Symbol Analysis
The Chicago of "Chicago" is a hustling, bustling, building, breaking, rebuilding kind of place. The city is being built, torn down, and rebuilt as we read it. It's a crazy place of freight trains, construction workers, and all kinds of laborers. We'd go as far as to say that the poem is dominated by industrial imagery—imagery of work, toil, building, and technology. Chicago is in the middle of the expanding nation (remember, the poem was written in 1914) and Sandburg puts us right in the middle of all that hub-bub. We can almost feel the freight trains whooshing by.

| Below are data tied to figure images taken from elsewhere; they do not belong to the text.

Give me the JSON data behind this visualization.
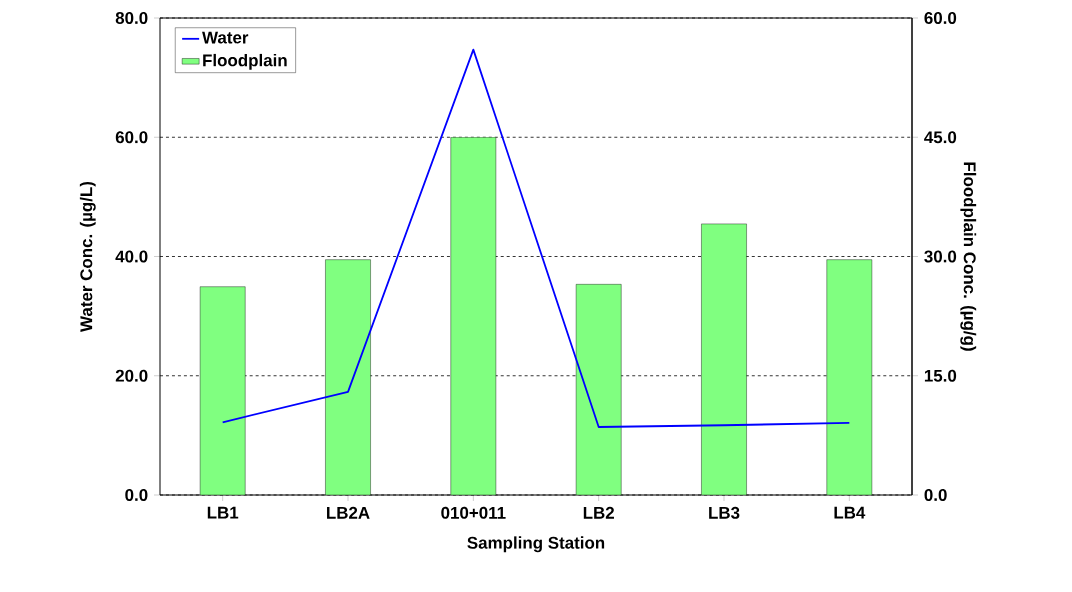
{
  "chart_data": {
    "type": "bar",
    "xlabel": "Sampling Station",
    "ylabel": "Water Conc. (µg/L)",
    "y2label": "Floodplain Conc. (µg/g)",
    "categories": [
      "LB1",
      "LB2A",
      "010+011",
      "LB2",
      "LB3",
      "LB4"
    ],
    "series": [
      {
        "name": "Water",
        "type": "line",
        "color": "#0000ff",
        "values": [
          12.2,
          17.3,
          74.7,
          11.4,
          11.7,
          12.1
        ]
      },
      {
        "name": "Floodplain",
        "axis": "y2",
        "color": "#80ff80",
        "values": [
          26.2,
          29.6,
          45.0,
          26.5,
          34.1,
          29.6
        ]
      }
    ],
    "ylim": [
      0,
      80
    ],
    "yticks": [
      {
        "value": 0,
        "label": "0.0"
      },
      {
        "value": 20,
        "label": "20.0"
      },
      {
        "value": 40,
        "label": "40.0"
      },
      {
        "value": 60,
        "label": "60.0"
      },
      {
        "value": 80,
        "label": "80.0"
      }
    ],
    "y2lim": [
      0,
      60
    ],
    "y2ticks": [
      {
        "value": 0,
        "label": "0.0"
      },
      {
        "value": 15,
        "label": "15.0"
      },
      {
        "value": 30,
        "label": "30.0"
      },
      {
        "value": 45,
        "label": "45.0"
      },
      {
        "value": 60,
        "label": "60.0"
      }
    ],
    "grid": "y",
    "legend": "top left",
    "marker": "none"
  }
}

- Lines 1-3: The speaker describes Chicago as a manual laborer. It's a hog butcher, took maker, a stacker of wheat. It's also described as an industrial laborer—it's a "player with railroads and the nation's fright handler." It's located right in the middle of all that exciting industrial action.
- Lines 10-11: Chicago is portrayed as proud of all its strength and cunning. We feel the "toil" in these lines, and we also find out that not every city is like Chicago. Out city is a particularly tough and industrializing place.
- Lines 13-17: Here we have a long list of adjectives describing the action of the city. It's being built and rebuilt. We feel like we're in the middle of a construction site in these lines, as buildings reach towards the sky all around us.